Lee, on the other hand, was hampered by poor health during this critical time in the war. Gallagher said had Stonewall Jackson been alive at the time Lee would've turned the campaign over to him, and he might have led a counterattack which could've possibly turned the tide of the war. However, Jackson had mistakenly been killed by one of his own snipers and was no longer available as Lee's right hand man. Gallagher said Lee's health is thought by some to have been a factor at Gettysburg as some observers have speculated he suffered a heart attack which affected his judgment during that titanic struggle and particularly Pickett's Charge.
Jack Hill, head of the Civil War chapter, confirmed that most people today believe Gettysburg was pretty much the end of the war while in reality the North was very vulnerable a year later during the summer campaign of 1864.

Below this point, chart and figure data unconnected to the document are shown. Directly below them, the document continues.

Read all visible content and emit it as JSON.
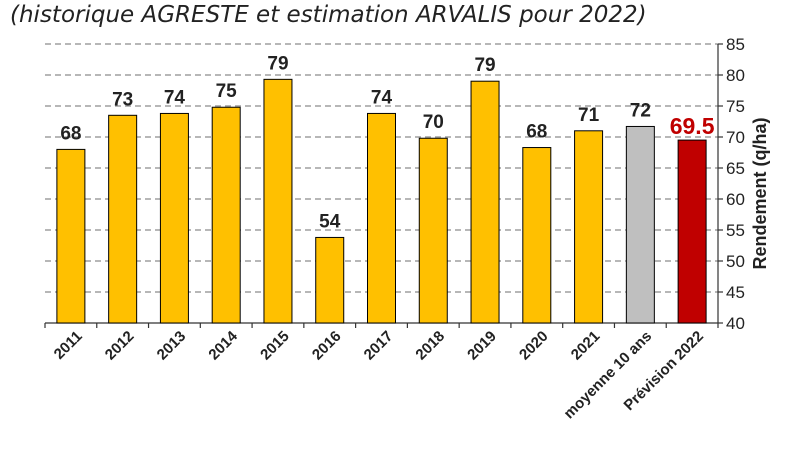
{
  "subtitle": "(historique AGRESTE et estimation ARVALIS pour 2022)",
  "chart_data": {
    "type": "bar",
    "categories": [
      "2011",
      "2012",
      "2013",
      "2014",
      "2015",
      "2016",
      "2017",
      "2018",
      "2019",
      "2020",
      "2021",
      "moyenne 10 ans",
      "Prévision 2022"
    ],
    "values": [
      68,
      73.5,
      73.8,
      74.8,
      79.3,
      53.8,
      73.8,
      69.8,
      79,
      68.3,
      71,
      71.7,
      69.5
    ],
    "data_labels": [
      "68",
      "73",
      "74",
      "75",
      "79",
      "54",
      "74",
      "70",
      "79",
      "68",
      "71",
      "72",
      "69.5"
    ],
    "bar_colors": [
      "#FFC000",
      "#FFC000",
      "#FFC000",
      "#FFC000",
      "#FFC000",
      "#FFC000",
      "#FFC000",
      "#FFC000",
      "#FFC000",
      "#FFC000",
      "#FFC000",
      "#BFBFBF",
      "#C00000"
    ],
    "label_colors": [
      "#222222",
      "#222222",
      "#222222",
      "#222222",
      "#222222",
      "#222222",
      "#222222",
      "#222222",
      "#222222",
      "#222222",
      "#222222",
      "#222222",
      "#C00000"
    ],
    "ylabel": "Rendement (q/ha)",
    "ylim": [
      40,
      85
    ],
    "yticks": [
      40,
      45,
      50,
      55,
      60,
      65,
      70,
      75,
      80,
      85
    ],
    "grid": "dashed",
    "y_axis_side": "right"
  }
}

Scott Fitts also showed slides of his visit along with wife Sherry Fitts to the Gettysburg Re-enactment on July 4, 2013 during the meeting Wednesday night at Jack Hill's home.
Fitts also showed pictures of Thomas Jefferson's home Monticello which he and his wife also visited.
"The house was built to include four stories with about 20,000 square feet," Fitts explained to the group tonight.
The Fitts' family also visited President Monroe's and President Madison's homes during their summer trip.
Wichita Falls members of the group who attended the Gettysburg Re-enactment this summer include Ronnie Hicks, Bob Hampton, Scott and Sherry Fitts and Jack Hill and Carolyn Hill. Wichita Falls dentist Glen Beck also participated at Gettysburg by firing his cannon.